You’re reading this and wondering when the OUT OF CONTROL part comes. Right now. As I passed the other vehicle, there was a corner ahead. It wasn’t a full 90 degree corner or turn. It was just the natural bend of a road, one that required me to make a left adjustment with my wheel. I turned it to the left and as the road straightened, I turned it back to the right. Normally, when I return my steering wheel to the straight up position, the car follows along and corrects its path. On this particular day, the car (yes, I’ll blame the car) chose not to follow the steering wheel. The car never straightened up. We entered a glide that felt strangely surreal and peaceful and yet scared me out of my wits. I was relaxed at first but I could feel my body beginning to tense. They taught me never to steer against the skid. They told me to remain calm. They told me not to panic. They told me slowly steer out of it. They told me…..
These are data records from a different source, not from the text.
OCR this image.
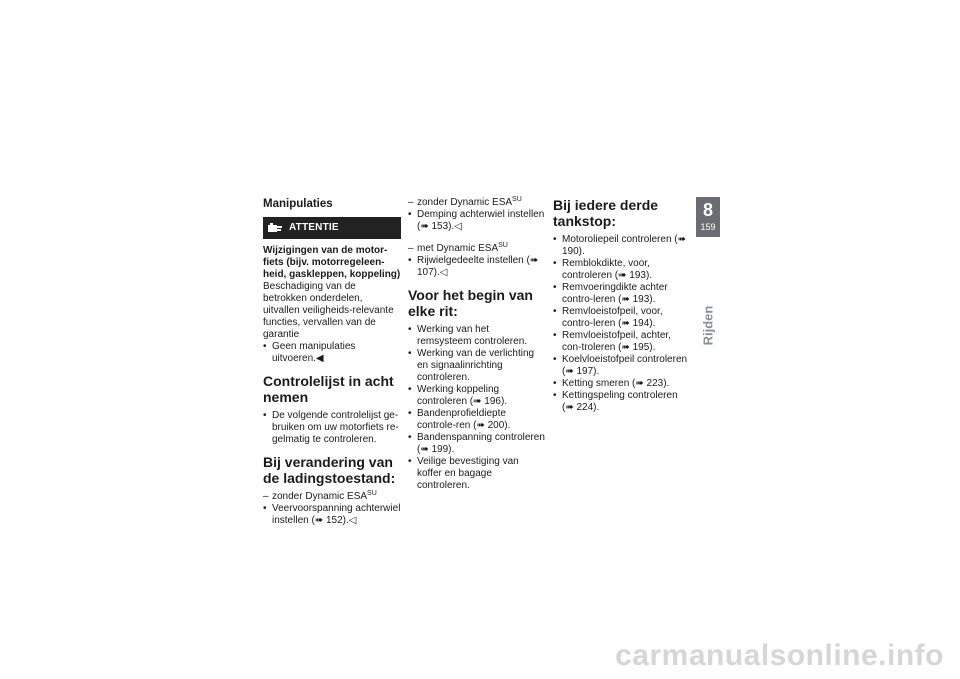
Manipulaties
ATTENTIE

Wijzigingen van de motor-fiets (bijv. motorregeleen-heid, gaskleppen, koppeling)

Beschadiging van de betrokken onderdelen, uitvallen veiligheids-relevante functies, vervallen van de garantie

• Geen manipulaties uitvoeren.◀
Controlelijst in acht nemen
• De volgende controlelijst ge-bruiken om uw motorfiets re-gelmatig te controleren.
Bij verandering van de ladingstoestand:
– zonder Dynamic $ESA^{SU}$
• Veervoorspanning achterwiel instellen (➠ 152).◁
– zonder Dynamic $ESA^{SU}$
• Demping achterwiel instellen (➠ 153).◁
– met Dynamic $ESA^{SU}$
• Rijwielgedeelte instellen (➠ 107).◁
Voor het begin van elke rit:
• Werking van het remsysteem controleren.
• Werking van de verlichting en signaalinrichting controleren.
• Werking koppeling controleren (➠ 196).
• Bandenprofieldiepte controle-ren (➠ 200).
• Bandenspanning controleren (➠ 199).
• Veilige bevestiging van koffer en bagage controleren.
Bij iedere derde tankstop:
• Motoroliepeil controleren (➠ 190).
• Remblokdikte, voor, controleren (➠ 193).
• Remvoeringdikte achter contro-leren (➠ 193).
• Remvloeistofpeil, voor, contro-leren (➠ 194).
• Remvloeistofpeil, achter, con-troleren (➠ 195).
• Koelvloeistofpeil controleren (➠ 197).
• Ketting smeren (➠ 223).
• Kettingspeling controleren (➠ 224).
8
159
Rijden
carmanualsonline.info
BANG!!! That tree just wouldn’t get out of the way no matter how much I yelled. Since I was now forcefully stopped, I figured I would get out of the car. Pain took over and I fell! Everything was a blur. The police came. The ambulance came. The EMT’s said they were going to have to cut my coat off. I yelled, “NOOOOOO”. I’d worked two weeks to buy that coat from Wilson’s Leather! I’d lost the GT. I wasn’t going to lose the leather, too. I had to regain control! I had to have SOMETHING! Bruised sternum, bruised clavicle. I had to grab for something! I needed a lifeline. I needed to own something at that moment. They were NOT going to take my coat! I remember that feeling right now. It brought me peace.
I don’t know from personal experience what it feels like to lose control mentally or emotionally. But I do know what it feels like to have no control and know that you are headed for a big bang! So, what do you do? A coach of mine once told me that ‘everything you have done up to this moment has gotten you to where you are.’ So, the things that you are currently surrounded by, the things that are currently a part of your frame might not work in helping you to regain your composure and direction. I have some things that I do when I am overwhelmed. You may decide to use some of them if you choose. But, here are some additional tips that may help in those out of control moments.
1. Recognize that I am out of control.
2. Step out of my current zone and physical location.
3. Do something new and different away from the normal distractions. If I am around a computer all day, I get outside and take a walk. I might go to the golf driving range or the batting cage (somewhere I can legally swing REALLY hard at things).
4. Place it in perspective, recognizing that as bad as it seems at the moment, there are SOME good moments for all of us. Hang on to those!
5. Write it down. Yeah, we’re bloggers but writing doesn’t necessarily come easy just because of that. Yet, somehow, writing seems cathartic and provides a memoir so that in the good times, I can see where I’ve come from and in the bad times, I can see that I DID have some good times.